The reports highlight a gradual shift in consumer behaviour, improved investment patterns, and stronger market fundamentals, signalling enhanced efficiency in how Kenyans are earning, spending, and investing.
Speaking during the launch, Gerald Gondo, Group Chief Investment Officer at ICEA LION Group, said the findings reflect a maturing economy that is balancing consumption growth with long-term financial prudence.
“Monetary stability and disciplined fiscal management are creating a rare window for investors to focus on quality—both in public spending and private investment decisions,” Gondo said.
Findings from the ILAM Consumer Spending Index—which surveyed 1,200 consumers and 200 retail businesses—indicate that spending growth in Kenya is being driven by increased purchases rather than price inflation. One-third of respondents reported higher spending due to more purchases, compared to just one-quarter in the previous quarter.
Moreover, the proportion of income allocated to savings, investments, and insurance increased marginally, reflecting growing financial literacy and better money management among Kenyan households.
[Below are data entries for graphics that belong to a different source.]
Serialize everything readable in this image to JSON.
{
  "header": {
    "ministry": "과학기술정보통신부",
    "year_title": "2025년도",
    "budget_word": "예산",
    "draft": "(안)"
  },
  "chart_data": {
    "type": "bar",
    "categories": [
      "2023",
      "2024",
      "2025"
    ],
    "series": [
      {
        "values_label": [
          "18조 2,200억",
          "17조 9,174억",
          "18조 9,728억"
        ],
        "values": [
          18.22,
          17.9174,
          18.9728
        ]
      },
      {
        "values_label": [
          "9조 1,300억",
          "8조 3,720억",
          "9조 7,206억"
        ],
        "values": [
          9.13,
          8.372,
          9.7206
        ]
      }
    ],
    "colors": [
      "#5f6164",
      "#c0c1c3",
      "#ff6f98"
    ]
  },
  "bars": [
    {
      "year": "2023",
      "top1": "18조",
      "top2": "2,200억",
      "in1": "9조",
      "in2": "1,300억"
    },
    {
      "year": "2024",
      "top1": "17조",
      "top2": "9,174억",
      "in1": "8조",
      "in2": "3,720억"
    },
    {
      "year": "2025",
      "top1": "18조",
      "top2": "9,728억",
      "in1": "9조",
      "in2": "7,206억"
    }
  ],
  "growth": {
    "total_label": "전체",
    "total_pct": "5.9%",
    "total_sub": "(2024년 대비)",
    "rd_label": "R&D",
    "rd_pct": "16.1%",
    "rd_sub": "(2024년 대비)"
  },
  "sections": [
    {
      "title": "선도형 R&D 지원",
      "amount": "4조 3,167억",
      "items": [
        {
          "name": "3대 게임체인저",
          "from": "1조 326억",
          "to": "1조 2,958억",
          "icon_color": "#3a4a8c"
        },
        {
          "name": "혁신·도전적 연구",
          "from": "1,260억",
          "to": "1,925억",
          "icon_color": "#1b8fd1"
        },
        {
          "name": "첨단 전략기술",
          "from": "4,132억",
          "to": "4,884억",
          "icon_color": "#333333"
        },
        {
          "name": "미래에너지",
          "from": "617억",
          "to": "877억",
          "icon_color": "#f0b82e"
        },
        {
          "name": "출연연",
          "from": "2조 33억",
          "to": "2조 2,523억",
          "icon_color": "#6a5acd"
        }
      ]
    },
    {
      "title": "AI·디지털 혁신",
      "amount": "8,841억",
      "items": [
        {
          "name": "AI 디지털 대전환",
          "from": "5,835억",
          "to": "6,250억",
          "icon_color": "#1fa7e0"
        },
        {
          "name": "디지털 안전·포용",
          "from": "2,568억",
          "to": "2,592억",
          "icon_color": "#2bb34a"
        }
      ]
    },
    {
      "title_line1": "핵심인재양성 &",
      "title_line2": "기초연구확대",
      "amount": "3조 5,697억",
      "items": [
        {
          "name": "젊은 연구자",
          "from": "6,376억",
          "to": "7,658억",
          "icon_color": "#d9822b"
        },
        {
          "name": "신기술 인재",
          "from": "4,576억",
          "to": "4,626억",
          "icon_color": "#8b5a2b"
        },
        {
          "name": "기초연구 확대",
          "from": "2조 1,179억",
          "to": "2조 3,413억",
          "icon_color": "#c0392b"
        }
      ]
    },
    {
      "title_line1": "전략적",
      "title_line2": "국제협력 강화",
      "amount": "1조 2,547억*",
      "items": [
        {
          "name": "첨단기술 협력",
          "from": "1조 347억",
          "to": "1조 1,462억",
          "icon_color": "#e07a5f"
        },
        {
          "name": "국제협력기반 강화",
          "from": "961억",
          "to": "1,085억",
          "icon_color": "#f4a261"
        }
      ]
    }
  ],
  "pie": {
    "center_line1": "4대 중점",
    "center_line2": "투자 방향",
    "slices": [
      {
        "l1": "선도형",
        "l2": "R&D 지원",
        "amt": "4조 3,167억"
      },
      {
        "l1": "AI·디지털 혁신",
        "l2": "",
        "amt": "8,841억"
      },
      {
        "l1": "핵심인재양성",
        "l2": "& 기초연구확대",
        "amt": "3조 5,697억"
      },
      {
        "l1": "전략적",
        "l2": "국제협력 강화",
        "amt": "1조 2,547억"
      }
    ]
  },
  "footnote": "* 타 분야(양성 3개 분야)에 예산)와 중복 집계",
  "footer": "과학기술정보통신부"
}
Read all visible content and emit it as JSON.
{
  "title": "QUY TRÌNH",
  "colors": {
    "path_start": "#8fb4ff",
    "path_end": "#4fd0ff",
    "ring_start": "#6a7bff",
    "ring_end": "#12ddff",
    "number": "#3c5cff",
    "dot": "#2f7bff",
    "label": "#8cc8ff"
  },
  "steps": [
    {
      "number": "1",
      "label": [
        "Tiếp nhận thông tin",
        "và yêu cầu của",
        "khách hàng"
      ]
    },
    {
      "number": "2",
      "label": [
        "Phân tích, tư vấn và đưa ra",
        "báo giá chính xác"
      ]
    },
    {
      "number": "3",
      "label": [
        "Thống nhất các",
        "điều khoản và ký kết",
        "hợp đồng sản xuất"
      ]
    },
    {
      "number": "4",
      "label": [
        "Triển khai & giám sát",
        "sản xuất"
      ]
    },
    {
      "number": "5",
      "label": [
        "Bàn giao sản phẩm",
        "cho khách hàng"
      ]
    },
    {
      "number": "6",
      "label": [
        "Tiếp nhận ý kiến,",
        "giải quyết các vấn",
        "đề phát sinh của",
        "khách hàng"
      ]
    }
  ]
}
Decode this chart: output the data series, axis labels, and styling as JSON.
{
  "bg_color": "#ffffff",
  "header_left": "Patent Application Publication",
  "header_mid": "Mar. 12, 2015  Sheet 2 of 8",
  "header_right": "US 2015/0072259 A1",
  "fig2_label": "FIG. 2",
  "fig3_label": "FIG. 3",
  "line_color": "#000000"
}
SACCOs, commercial banks, and chamas remain the preferred vehicles for these investments.
“The improvement in spending quality shows that Kenyans are not just spending more—they are spending smarter,” said Judd Murigi, Head of Research at ICEA LION Asset Management.
“Households are striking a better balance between consumption, savings, and investment, which is critical for long-term economic resilience.”
Resilient Growth Amid Policy Credibility Kenya’s economy remains on a steady growth path, with GDP projected to expand by 5.2% in 2025, buoyed by a recovery in agriculture, a robust services sector, and improving credit access.
The Central Bank of Kenya’s decision to cut the base rate to 9.25%—with inflation contained at 4.6%—has boosted confidence in the country’s policy framework.
Gondo noted that Kenya’s disciplined monetary stance and policy independence have helped sustain foreign investor confidence and currency stability. In 2025, CBK Governor Kamau Thugge was awarded an “A” rating by Global Finance Magazine for his leadership in inflation management and exchange rate stability.
This credibility has strengthened the Nairobi Securities Exchange (NSE), which continues to record strong performance driven by renewed local and foreign demand. “Currency stability and lower fixed-income yields are encouraging investors to reallocate capital into equities and alternative assets,” Gondo added.
The consumer index shows a rebound in retail sales, with more than 60% of businesses reporting higher sales between June and September compared to the same period in 2024. Importantly, these gains were largely driven by increased customer numbers rather than price hikes, suggesting healthier demand.
Among urban centres, Nakuru and Mombasa recorded the strongest sales growth, while Nyeri had the highest proportion of businesses reporting lower sales.
At the income level, the upper-middle and high-income segments reported the biggest gains, while low-income households continued to face stagnation. Half of respondents said their income remained flat compared to the same quarter in 2024—the highest level of stagnant income recorded this year.
The findings suggest that Kenya is entering a phase of qualitative economic growth, where spending, investment, and consumption decisions are increasingly guided by value rather than volume.
With monetary stability, improved consumer sentiment, and a deepening financial culture, analysts say Kenya is moving toward a more balanced and sustainable economic model—anchored not only on growth, but on the quality of spending that drives it.